ANCHORAGE - “’No action’ recommended.” That’s the decision from the U.S. Fish and Wildlife Service on a road from the Aleutian community of King Cove to a nearby airport at Cold Bay. And it’s a decision Department of Interior Ken Salazar stands behind.

“I was devastated… when I got the call this morning,” Della Trumball said. She’s a resident of King Cove, a spokesperson for the King Cove Native Corporation, and a member of the Agdaadux Tribe of King Cove, and she’s been fighting for the road for decades. Despite Salazar’s decision, she said the residents of King Cove aren’t giving up.

“We can only be optimistic at this point... as we have been through this whole process.”

Senator Lisa Murkowski is also optimistic… and frustrated. She spoke out on the Senate floor this morning, denouncing the decision and Salazar’s support of it.

She said Salazar “listened to the biologists... but the Secretary of the Interior did not listen to the people of Alaska.”

“What really annoys me is that folks in the administration would much rather spend time talking to the biologists than they would the people who live there in King Cove,” Murkwoski said in an interview Thrusday afternoon. “The fact that the secretary never agreed to meet with them in all their visits [to Washington, D.C.] is, really kind of sad.”

“I don't know if Ken Salazar wants to do this, or if he would just as soon punt it,” Murkowski said, referring to Salazar’s plan to step down from his position at the end of the month. “It's difficult for him, he's going to take some heat, and I'm going make sure that he takes plenty of heat” until the issue is resolved, the senator said.

President Obama has already named Salazar’s successor: REI Chief Executive Sally Jewell.
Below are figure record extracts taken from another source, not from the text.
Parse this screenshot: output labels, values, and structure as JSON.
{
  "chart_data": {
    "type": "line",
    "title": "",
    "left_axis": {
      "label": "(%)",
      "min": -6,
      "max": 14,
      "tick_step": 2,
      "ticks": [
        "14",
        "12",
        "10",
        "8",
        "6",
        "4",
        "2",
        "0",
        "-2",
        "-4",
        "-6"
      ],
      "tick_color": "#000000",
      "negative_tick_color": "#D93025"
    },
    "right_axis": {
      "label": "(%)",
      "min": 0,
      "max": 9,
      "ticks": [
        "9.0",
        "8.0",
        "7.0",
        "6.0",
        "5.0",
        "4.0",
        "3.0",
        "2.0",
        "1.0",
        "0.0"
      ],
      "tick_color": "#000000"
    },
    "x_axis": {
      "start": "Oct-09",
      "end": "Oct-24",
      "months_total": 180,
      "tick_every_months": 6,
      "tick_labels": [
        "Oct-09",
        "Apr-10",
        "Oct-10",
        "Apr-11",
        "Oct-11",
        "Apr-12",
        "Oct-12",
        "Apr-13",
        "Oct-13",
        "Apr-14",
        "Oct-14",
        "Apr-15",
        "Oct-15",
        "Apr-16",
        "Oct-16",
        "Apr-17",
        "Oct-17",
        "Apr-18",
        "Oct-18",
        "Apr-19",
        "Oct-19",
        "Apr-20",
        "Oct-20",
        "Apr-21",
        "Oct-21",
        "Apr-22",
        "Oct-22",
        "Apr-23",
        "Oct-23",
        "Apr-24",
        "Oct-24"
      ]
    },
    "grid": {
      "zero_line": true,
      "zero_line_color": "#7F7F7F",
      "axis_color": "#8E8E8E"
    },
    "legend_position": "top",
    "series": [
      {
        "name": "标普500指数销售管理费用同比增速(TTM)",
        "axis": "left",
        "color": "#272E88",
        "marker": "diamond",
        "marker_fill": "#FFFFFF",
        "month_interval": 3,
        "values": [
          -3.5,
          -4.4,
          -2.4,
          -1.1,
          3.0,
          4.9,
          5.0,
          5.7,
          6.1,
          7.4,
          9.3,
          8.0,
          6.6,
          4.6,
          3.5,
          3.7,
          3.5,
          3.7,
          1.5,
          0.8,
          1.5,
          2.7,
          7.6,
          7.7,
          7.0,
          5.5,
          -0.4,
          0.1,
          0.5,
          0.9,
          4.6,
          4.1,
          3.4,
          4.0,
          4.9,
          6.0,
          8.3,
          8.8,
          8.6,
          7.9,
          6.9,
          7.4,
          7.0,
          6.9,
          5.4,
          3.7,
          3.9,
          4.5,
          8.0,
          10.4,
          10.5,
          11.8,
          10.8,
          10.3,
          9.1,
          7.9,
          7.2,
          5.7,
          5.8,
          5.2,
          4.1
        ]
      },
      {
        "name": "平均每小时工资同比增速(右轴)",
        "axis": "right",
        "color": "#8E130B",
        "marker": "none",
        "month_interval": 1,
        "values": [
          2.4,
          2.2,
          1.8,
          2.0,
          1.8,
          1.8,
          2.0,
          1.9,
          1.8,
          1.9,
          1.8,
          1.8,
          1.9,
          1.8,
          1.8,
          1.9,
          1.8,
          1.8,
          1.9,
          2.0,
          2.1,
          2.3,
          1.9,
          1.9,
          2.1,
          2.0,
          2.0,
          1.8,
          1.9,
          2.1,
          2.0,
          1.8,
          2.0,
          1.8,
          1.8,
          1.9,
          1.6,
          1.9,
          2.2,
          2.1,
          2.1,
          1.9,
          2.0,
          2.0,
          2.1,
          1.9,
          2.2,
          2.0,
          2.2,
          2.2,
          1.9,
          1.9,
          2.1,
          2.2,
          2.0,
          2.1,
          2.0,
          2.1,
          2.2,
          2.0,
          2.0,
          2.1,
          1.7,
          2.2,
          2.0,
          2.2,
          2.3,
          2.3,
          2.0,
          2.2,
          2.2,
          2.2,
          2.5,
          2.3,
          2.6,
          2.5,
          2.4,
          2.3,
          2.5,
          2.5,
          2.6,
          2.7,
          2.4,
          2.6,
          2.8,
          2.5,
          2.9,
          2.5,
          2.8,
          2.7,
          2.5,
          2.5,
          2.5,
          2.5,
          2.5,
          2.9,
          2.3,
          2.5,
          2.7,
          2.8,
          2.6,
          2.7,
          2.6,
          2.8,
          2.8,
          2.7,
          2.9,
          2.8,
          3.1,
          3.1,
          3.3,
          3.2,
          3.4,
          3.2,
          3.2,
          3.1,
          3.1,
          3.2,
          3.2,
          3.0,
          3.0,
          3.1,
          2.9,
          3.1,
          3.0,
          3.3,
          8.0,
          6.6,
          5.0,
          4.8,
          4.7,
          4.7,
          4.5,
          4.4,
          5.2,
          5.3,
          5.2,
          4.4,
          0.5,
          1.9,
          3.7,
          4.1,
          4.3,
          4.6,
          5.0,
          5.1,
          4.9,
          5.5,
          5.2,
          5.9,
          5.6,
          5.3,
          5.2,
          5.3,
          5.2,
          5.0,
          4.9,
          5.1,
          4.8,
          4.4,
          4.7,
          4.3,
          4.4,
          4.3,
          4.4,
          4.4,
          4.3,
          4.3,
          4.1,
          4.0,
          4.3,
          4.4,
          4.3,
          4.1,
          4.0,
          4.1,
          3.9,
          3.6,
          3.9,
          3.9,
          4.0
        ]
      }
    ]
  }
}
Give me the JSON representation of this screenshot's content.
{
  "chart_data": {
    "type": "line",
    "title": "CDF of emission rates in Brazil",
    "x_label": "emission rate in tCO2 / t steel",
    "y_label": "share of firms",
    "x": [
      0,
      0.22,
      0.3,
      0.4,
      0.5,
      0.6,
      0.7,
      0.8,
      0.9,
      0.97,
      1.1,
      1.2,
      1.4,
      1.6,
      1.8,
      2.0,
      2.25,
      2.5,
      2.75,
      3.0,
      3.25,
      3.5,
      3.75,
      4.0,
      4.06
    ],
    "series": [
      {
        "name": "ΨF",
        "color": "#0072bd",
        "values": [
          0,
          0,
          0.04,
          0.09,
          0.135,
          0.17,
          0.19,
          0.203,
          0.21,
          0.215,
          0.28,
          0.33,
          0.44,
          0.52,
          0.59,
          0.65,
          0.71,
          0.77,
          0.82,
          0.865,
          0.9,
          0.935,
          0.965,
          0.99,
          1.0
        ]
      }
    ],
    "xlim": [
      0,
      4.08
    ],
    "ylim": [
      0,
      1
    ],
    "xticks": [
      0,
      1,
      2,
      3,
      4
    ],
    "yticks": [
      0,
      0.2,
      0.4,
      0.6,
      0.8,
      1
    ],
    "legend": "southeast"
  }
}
Murkowski said she’s already speaking to Jewell about the needs of Alaskans.

“I spoke with Sally Jewell by telephone today, I laid out the background, I laid out my concerns, and I made it very, very clear to her that I will not rest until the people of King Cove are respected.”

Jewell's confirmation will come before the Senate later this year. Murkwoski said she'll do what it takes to make sure the needs of Alaskans are heard by the Department of the Interior, even if that means doing something she believes is extreme, like putting the confirmation on hold until the department acts.

“I'm usually deferential to the president's process in naming his own cabinet,” Murkowski said, “but I do believe that when an issue is this pressing, to the people that you represent, that you need to look to the available tools that are in the tool box, and if this is one mechanism that I can gain the attention of those who are ultimately making the decision, I will use that.”

“Does that mean I'm going to place a hold? I don't know,” she said. “Does it mean it's a tool in the toolbox? Absolutely.”

Murkowski stressed that she wants to work with the department, and not be an adversary. “I do not put holds on individuals or on bills lightly,” she said. “I reserve this for unique situations.”

Until then, Murkowski said she’s doing what she can with her colleagues in the Senate, the Interior, and the administration—she said she spoke briefly with Vice President Joe Biden on the Senate floor today—to help get the residents of King Cove their road.